The protests against the now-defunct extradition bill that have gripped Hong Kong for the past six months have deep social and economic roots. This situation has been effectively exploited by powerful foreign actors in a wide geopolitical conflict to achieve different political goals.
These events have completely overwhelmed the Hong Kong government, which is mostly trained in peacetime administration, not to handle crises of this scale and intensity.
Behind its facade of peace and prosperity, Hong Kong has many social and economic fault lines. Even with huge budget surpluses and foreign currency reserve assets that currently amount to US$434.3 billion, for a population of almost 7.5 million people, income inequality has grown over the years.
In 2016, it hit its highest level since the city began keeping records 45 years ago. The median household income of the top 10 per cent of the population is 43 times that of the lowest 10 per cent. With a median individual monthly income of HK$16,000 (US$2,044), life is tough in this city.
Until Chief Executive Carrie Lam Cheng Yuet-ngor recently raised the mortgage ratio to 90 per cent for first-home buyers (who still have to pay a price of slightly more than US$1 million for a flat), it would take eight years of combined unspent household income to save for the deposit of a flat in the private sector. People who wish to move into a public rental flat would still have to wait an average of more than five years.
On the education front, the 22 degree-granting institutions annually produce more graduates than the market can absorb, forcing many to take low-skill jobs. This structural mismatch of skills and opportunity has generated discontent among the younger generation.
Over the past few decades, while Hong Kong focused on economic growth, government and the community at large have allowed the education system to be infiltrated with anti-China material, imbuing the present generation with bias.

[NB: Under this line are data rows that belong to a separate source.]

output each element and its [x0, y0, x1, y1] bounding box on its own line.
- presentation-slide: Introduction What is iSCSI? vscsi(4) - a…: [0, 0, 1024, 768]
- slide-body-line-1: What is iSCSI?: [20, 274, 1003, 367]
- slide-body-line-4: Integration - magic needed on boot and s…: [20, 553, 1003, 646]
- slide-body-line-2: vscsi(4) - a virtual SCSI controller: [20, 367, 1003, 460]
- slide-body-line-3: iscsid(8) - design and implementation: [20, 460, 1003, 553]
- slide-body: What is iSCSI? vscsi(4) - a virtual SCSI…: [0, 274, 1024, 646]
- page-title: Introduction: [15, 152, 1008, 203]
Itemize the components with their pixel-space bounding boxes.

Meanwhile, in the four decades since China adopted its open-door policy, Beijing has lifted more than 800 million people from poverty and created a middle class of 400 million people. The number is expected to double in the near future .

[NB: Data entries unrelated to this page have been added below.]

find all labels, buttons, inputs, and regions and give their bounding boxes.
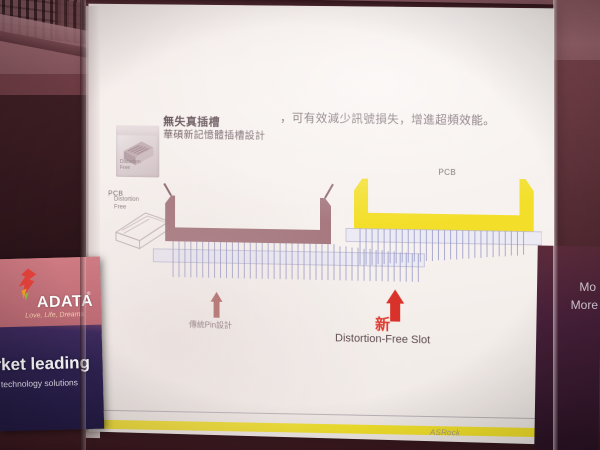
right-banner	[534, 245, 600, 450]
diagram-labels: 傳統Pin設計 新 Distortion-Free Slot	[151, 285, 541, 353]
isometric-caption: Distortion Free	[114, 197, 139, 213]
old-slot-label: 傳統Pin設計	[189, 319, 232, 331]
adata-banner-line2: re technology solutions	[0, 377, 78, 389]
new-slot-label-cn: 新	[375, 313, 390, 334]
old-arrow-up-icon	[211, 292, 223, 318]
old-slot-clip-left	[164, 183, 171, 195]
new-slot-group	[354, 176, 534, 231]
screen-left-seam	[80, 0, 86, 450]
old-slot-body	[165, 195, 331, 244]
wall-left-shadow	[0, 95, 92, 265]
slide-content: Distortion Free 無失真插槽 華碩新記憶體插槽設計 ，可有效減少訊…	[102, 89, 548, 444]
old-slot-clip-right	[325, 184, 333, 198]
iso-caption-line2: Free	[114, 204, 139, 212]
slot-cross-section-diagram	[151, 165, 541, 302]
right-banner-line1: Mo	[579, 280, 596, 294]
adata-banner-line1: rket leading	[0, 353, 90, 375]
iso-caption-line1: Distortion	[114, 197, 139, 205]
adata-banner: ADATA ® Love, Life, Dreams rket leading …	[0, 257, 104, 432]
new-slot-body	[354, 176, 534, 231]
screenshot-root: Distortion Free 無失真插槽 華碩新記憶體插槽設計 ，可有效減少訊…	[0, 0, 600, 450]
right-banner-line2: More	[571, 298, 598, 312]
headline-tail: ，可有效減少訊號損失，增進超頻效能。	[280, 109, 495, 128]
badge-caption-line2: Free	[120, 165, 141, 171]
screen-right-seam	[553, 0, 558, 450]
new-slot-label-en: Distortion-Free Slot	[335, 332, 430, 346]
asrock-logo: ASRock	[430, 428, 460, 438]
old-slot-group	[164, 181, 333, 244]
pcb-label-left: PCB	[108, 191, 123, 198]
pcb-label-right: PCB	[438, 168, 456, 177]
adata-trademark: ®	[87, 291, 91, 297]
pcb-bar-left	[153, 249, 424, 267]
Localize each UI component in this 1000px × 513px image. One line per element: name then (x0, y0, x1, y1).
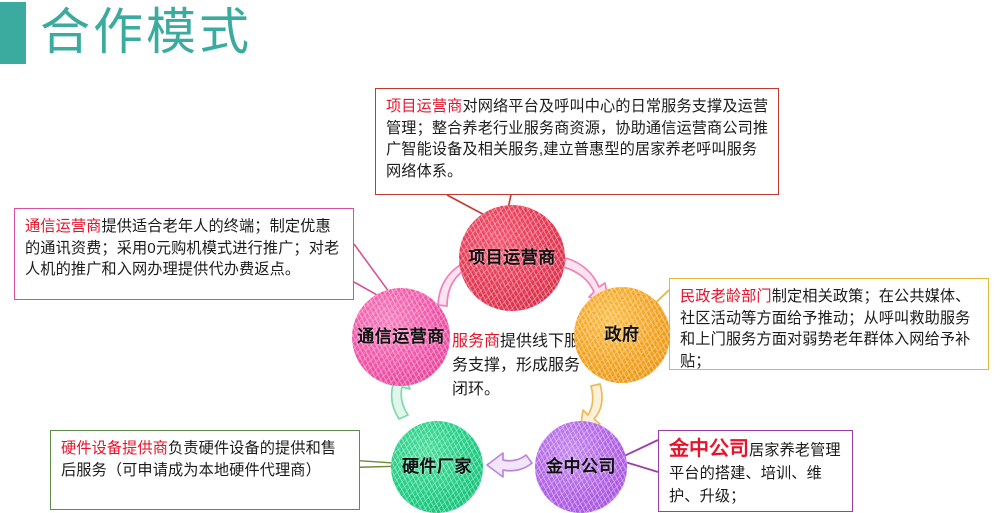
centre-note: 服务商提供线下服务支撑，形成服务闭环。 (452, 330, 582, 402)
callout-highlight: 民政老龄部门 (680, 288, 772, 305)
callout-highlight: 硬件设备提供商 (61, 440, 168, 457)
callout-telecom-operator[interactable]: 通信运营商提供适合老年人的终端；制定优惠的通讯资费；采用0元购机模式进行推广；对… (14, 208, 354, 300)
node-label: 硬件厂家 (402, 456, 472, 478)
centre-note-highlight: 服务商 (452, 333, 500, 350)
callout-civil-affairs-aging-dept[interactable]: 民政老龄部门制定相关政策；在公共媒体、社区活动等方面给予推动；从呼叫救助服务和上… (669, 278, 989, 370)
callout-project-operator[interactable]: 项目运营商对网络平台及呼叫中心的日常服务支撑及运营管理；整合养老行业服务商资源，… (375, 88, 779, 195)
arrow-jinzhong-to-hardware (487, 453, 532, 477)
node-project-operator[interactable]: 项目运营商 (459, 205, 565, 311)
node-telecom-operator[interactable]: 通信运营商 (352, 288, 450, 386)
callout-hardware-supplier[interactable]: 硬件设备提供商负责硬件设备的提供和售后服务（可申请成为本地硬件代理商） (50, 430, 360, 510)
callout-highlight: 通信运营商 (25, 218, 101, 235)
node-hardware-manufacturer[interactable]: 硬件厂家 (391, 421, 483, 513)
node-label: 通信运营商 (357, 326, 445, 348)
callout-highlight: 金中公司 (669, 438, 749, 460)
node-label: 项目运营商 (468, 247, 556, 269)
callout-highlight: 项目运营商 (386, 98, 462, 115)
node-label: 政府 (605, 324, 640, 346)
node-government[interactable]: 政府 (574, 287, 670, 383)
callout-jinzhong-company[interactable]: 金中公司居家养老管理平台的搭建、培训、维护、升级； (658, 430, 853, 512)
slide-canvas: 合作模式 (0, 0, 1000, 513)
node-label: 金中公司 (546, 456, 616, 478)
node-jinzhong-company[interactable]: 金中公司 (535, 421, 627, 513)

In 2019, China replaced the US as the country with the most companies on the Fortune Global 500. Four of the five biggest banks in the world now are Chinese-owned.

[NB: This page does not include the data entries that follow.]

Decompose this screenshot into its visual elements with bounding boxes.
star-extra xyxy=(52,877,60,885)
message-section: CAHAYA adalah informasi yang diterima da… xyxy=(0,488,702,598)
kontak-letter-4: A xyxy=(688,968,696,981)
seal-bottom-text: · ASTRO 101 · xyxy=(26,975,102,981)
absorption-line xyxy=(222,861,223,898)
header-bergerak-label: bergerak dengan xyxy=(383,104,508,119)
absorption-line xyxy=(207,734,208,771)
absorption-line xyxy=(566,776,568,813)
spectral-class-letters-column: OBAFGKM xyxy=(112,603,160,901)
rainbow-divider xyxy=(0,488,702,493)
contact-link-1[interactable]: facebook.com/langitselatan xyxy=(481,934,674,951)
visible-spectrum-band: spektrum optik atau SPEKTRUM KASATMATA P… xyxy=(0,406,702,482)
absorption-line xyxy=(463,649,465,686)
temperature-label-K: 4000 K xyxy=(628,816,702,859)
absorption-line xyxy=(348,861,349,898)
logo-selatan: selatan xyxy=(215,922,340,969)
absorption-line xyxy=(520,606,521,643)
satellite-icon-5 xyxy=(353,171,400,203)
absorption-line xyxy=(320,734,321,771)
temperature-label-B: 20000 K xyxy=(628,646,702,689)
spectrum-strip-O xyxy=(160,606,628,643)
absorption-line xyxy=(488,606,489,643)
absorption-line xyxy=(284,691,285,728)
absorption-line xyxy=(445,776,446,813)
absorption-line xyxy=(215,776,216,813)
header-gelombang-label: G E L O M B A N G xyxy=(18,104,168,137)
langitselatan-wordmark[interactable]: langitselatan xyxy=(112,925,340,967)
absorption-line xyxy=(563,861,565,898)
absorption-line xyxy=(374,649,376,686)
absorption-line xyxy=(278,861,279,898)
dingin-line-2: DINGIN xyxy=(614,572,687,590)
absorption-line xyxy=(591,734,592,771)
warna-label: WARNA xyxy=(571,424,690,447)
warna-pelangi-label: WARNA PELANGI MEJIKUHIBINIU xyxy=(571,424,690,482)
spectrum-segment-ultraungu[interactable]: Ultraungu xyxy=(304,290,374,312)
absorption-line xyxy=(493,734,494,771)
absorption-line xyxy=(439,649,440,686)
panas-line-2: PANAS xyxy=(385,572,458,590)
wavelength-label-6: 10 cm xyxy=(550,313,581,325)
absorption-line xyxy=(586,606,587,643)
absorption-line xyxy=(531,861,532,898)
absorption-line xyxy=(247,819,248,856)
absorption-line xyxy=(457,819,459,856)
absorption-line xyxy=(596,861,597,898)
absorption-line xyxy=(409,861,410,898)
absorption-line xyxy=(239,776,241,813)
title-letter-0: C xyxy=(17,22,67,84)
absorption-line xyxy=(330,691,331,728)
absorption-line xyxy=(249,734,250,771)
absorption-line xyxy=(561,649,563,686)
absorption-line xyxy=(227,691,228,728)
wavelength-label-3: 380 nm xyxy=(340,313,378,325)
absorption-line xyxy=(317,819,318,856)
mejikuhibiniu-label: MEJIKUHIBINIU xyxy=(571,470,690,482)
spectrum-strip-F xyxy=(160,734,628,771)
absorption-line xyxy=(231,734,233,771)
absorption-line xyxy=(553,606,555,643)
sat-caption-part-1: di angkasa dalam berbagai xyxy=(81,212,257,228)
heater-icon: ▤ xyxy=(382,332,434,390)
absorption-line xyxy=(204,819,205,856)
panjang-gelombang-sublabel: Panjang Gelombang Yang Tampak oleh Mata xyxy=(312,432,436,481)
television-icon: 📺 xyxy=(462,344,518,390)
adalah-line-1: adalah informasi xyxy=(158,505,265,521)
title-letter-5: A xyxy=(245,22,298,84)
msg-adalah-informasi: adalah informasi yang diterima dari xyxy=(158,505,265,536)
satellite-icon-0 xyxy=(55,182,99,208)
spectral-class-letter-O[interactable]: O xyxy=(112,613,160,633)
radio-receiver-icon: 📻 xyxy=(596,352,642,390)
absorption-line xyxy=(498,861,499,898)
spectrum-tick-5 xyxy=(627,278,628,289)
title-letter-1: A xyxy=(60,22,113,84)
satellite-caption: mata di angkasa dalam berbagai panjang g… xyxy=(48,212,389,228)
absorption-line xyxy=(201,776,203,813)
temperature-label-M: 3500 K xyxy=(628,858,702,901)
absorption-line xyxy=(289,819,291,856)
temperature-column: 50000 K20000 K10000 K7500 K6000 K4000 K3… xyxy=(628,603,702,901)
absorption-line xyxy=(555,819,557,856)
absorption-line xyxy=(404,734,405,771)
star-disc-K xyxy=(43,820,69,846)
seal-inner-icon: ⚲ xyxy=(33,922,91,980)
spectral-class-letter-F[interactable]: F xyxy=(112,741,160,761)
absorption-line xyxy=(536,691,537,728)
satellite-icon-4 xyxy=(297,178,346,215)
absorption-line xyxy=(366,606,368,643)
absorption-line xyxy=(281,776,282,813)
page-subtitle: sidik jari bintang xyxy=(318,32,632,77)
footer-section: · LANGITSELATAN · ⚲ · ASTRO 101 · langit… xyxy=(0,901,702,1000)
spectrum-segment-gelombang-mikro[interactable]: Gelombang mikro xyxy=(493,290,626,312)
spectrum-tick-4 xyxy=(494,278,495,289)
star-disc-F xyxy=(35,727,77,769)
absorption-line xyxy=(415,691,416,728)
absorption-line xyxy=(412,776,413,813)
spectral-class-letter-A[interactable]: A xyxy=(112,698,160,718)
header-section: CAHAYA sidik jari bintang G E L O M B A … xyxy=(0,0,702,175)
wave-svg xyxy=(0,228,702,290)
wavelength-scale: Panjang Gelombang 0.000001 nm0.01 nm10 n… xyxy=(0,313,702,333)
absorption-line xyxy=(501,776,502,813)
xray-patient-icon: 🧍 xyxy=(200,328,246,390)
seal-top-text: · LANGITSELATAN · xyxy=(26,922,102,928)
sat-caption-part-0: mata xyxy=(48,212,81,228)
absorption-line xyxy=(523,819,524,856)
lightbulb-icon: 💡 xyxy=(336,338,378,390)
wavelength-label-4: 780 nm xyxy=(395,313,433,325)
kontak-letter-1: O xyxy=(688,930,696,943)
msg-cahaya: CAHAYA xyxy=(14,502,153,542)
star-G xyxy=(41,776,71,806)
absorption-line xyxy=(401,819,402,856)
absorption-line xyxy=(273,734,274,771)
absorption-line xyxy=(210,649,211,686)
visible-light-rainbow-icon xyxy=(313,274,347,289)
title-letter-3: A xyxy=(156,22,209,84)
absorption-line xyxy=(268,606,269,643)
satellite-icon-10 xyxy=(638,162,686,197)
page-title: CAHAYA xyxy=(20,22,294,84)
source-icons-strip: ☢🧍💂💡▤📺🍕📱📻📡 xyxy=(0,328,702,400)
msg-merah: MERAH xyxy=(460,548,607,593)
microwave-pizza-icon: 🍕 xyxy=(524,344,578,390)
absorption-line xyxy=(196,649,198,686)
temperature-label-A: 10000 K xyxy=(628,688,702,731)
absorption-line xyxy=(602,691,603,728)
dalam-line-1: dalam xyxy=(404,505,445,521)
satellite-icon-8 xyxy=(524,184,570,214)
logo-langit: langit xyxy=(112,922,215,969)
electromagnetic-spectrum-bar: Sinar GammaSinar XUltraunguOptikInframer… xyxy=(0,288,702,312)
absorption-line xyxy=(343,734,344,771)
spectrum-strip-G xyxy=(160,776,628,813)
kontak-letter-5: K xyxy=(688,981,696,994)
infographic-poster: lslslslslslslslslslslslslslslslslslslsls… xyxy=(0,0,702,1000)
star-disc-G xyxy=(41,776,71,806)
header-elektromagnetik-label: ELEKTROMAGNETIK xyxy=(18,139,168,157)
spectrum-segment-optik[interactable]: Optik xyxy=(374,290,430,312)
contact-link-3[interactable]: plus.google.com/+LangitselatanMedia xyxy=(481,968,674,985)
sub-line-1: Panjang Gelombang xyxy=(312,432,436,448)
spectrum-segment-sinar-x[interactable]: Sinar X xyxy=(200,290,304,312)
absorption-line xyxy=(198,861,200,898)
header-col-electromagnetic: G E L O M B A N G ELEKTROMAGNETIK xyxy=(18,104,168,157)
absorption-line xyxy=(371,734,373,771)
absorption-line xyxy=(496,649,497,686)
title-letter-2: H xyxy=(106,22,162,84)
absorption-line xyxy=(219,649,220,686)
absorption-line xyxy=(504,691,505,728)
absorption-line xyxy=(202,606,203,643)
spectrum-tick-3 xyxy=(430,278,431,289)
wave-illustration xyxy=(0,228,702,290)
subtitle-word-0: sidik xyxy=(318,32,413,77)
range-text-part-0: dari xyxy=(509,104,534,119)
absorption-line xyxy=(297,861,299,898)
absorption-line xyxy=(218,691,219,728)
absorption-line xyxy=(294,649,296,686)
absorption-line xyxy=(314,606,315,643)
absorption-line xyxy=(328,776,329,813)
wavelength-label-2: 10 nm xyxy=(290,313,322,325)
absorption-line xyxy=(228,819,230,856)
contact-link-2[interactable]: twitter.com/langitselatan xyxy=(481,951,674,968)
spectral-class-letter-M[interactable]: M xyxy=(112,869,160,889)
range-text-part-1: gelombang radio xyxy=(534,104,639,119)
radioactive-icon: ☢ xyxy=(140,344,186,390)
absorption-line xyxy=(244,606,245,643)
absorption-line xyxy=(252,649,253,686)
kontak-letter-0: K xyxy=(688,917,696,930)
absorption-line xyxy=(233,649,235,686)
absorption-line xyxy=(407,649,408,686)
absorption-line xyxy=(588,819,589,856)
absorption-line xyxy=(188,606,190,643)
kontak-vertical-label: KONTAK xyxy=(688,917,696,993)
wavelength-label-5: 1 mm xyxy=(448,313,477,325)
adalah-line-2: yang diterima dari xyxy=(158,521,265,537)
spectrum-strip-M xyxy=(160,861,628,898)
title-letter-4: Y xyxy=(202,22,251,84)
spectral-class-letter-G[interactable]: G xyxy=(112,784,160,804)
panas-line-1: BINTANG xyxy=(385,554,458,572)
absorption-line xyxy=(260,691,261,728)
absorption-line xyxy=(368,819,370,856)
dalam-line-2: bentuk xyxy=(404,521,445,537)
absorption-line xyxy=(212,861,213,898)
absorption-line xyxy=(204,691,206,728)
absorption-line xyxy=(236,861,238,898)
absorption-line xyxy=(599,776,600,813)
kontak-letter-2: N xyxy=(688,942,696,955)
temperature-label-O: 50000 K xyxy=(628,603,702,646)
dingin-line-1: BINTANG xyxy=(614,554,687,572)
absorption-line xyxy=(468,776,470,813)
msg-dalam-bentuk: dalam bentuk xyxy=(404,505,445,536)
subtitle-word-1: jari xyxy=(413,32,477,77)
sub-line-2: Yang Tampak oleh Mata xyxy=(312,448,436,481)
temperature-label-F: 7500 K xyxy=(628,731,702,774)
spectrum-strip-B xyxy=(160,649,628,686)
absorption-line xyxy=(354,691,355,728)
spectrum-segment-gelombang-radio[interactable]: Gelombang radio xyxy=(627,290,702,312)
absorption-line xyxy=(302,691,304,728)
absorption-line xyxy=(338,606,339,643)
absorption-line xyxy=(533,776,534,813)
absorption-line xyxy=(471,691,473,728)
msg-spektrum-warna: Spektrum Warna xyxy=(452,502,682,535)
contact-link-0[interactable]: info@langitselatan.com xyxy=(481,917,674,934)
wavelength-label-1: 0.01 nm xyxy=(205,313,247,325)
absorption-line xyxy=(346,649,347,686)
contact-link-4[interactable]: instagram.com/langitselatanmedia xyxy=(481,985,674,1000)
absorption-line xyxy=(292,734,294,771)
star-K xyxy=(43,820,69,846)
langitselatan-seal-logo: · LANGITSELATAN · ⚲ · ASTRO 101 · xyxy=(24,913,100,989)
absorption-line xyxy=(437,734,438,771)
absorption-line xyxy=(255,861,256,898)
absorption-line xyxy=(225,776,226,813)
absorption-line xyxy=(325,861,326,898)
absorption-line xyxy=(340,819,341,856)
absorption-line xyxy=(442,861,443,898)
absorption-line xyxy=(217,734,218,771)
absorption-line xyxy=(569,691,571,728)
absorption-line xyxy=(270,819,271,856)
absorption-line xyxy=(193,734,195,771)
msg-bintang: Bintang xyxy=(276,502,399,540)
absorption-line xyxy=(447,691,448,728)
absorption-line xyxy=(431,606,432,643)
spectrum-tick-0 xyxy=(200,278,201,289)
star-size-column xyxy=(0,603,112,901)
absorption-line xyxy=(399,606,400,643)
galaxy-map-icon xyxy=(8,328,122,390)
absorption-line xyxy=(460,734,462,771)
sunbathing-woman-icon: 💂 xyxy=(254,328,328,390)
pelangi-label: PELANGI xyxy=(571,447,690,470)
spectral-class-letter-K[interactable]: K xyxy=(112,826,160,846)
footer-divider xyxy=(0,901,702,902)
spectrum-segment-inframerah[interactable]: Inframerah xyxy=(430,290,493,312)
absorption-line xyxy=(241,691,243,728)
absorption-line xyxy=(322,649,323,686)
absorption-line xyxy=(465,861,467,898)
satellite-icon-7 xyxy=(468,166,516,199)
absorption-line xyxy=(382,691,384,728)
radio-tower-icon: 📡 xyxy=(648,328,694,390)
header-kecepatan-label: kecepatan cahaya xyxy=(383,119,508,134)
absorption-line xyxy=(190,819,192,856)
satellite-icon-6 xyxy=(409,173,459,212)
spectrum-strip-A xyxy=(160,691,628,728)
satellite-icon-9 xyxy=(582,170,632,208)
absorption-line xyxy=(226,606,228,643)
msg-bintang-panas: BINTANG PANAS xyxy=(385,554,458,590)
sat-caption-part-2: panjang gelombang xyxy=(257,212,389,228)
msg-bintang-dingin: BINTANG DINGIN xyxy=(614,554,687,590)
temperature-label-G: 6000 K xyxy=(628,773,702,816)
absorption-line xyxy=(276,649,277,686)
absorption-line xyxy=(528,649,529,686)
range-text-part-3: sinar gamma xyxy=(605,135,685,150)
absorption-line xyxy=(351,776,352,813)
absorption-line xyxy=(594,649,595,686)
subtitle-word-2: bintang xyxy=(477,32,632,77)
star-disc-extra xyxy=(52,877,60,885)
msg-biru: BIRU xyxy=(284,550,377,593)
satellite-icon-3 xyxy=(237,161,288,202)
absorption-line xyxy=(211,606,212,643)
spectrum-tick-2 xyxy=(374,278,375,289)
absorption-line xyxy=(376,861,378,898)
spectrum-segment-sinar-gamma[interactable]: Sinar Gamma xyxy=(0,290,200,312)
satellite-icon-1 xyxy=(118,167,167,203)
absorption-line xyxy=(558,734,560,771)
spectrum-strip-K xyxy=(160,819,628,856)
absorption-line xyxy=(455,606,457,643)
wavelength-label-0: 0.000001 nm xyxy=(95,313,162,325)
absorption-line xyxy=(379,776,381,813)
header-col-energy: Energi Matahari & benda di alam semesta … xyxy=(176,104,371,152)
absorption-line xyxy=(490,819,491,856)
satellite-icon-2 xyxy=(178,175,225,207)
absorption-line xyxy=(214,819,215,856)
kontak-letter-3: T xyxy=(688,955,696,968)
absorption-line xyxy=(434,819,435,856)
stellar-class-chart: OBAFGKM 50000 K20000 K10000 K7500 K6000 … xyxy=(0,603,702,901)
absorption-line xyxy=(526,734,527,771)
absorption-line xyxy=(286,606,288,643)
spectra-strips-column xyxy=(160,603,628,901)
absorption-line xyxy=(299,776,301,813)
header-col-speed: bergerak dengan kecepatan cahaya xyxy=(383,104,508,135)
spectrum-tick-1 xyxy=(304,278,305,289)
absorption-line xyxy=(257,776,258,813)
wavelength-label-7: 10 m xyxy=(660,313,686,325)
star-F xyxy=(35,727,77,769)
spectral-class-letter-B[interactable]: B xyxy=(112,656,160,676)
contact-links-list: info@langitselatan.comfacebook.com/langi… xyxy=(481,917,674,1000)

The burgeoning middle class in China understands that economic prosperity depends on social stability and seems willing to accept limited political freedom as a prize for ever-expanding social mobility and economic freedom. China’s high savings rate is also an important buffer against global economic volatility.
A robust middle class, besides being an important driver of growth, also provides implicit endorsement and legitimacy for Communist Party governance. The spectacular rise of China, especially in technology, presents a threat to US global supremacy.
The Trump administration’s stance against President Xi Jinping’s technological ambitions has bipartisan congressional support.
The US flag-waving protesters in Hong Kong chanting for freedom and democracy have provided a convenient platform for the US to intensify pressure on China in difficult trade negotiations.
The Taiwanese government is eager to use the chaos in Hong Kong to show that Beijing’s “one country, two systems” model of governance has failed in Hong Kong and should not be applied to the island. This toxic mix of external forces, coupled with deep social fissures, is the dry timber set alight by the mismanagement of the extradition bill.
The Hong Kong people’s attitude towards Chinese from the mainland is a mixture of superiority, frustration, inadequacy,
jealousy and fear. Stories of seizures of land by local governments, prolonged detention without trial and denial of legal representation are constant themes of the local and foreign media. Mainland visitors coming to Hong Kong in record numbers, monopolising baby powder and private hospital beds, driving up property prices and exhibiting antisocial behaviour in public all create additional sources of frustration.
Images of the unexplained disappearance of booksellers critical of Beijing leadership and the alleged abduction of a mainland businessman from a five-star hotel in Hong Kong still weigh heavily on the minds of the people.
However, it should be pointed out Hong Kong still ranks third in the Fraser Institute’s Human Freedom Index, measuring individual freedoms of speech, assembly, religion and so on. The US trails at No 17.
But economic achievement and opportunity in China are not sufficient to compensate for the lack of transparency in the Chinese legal system. Chinese judicial authorities should heed the English legal dictum that it is not enough that justice be done but be seen to be done. It is only when powerful state-owned enterprises are brought to account for wrongdoing that people’s trust in the Chinese legal system can be restored.
After more than 150 years of British colonial rule, reversion to communist rule is daunting for many. While fear of the unknown is normal, Hong Kong is and always will be a part of China. Hong Kong’s importance to China lies not in economics but in China’s realisation of territorial integrity and national sovereignty.
While China should work on legal transparency, Hongkongers should embrace their cultural heritage and identity. Senseless destruction by young people is not a winning strategy to convince Beijing to grant Hong Kong greater freedom.
The combination of negative encounters with mainland Chinese and a new sense of inadequacy in reaction to mainland Chinese overachievement in schools and the workplace has resulted in rejection and self-seclusion. National reunification takes understanding, patience and adjustment from all stakeholders to achieve lasting harmony.
With a better understanding of China’s recent history and the true value of Hong Kong to China, the people of Hong Kong will realise that the safest place in the storm is in the eye of the storm itself.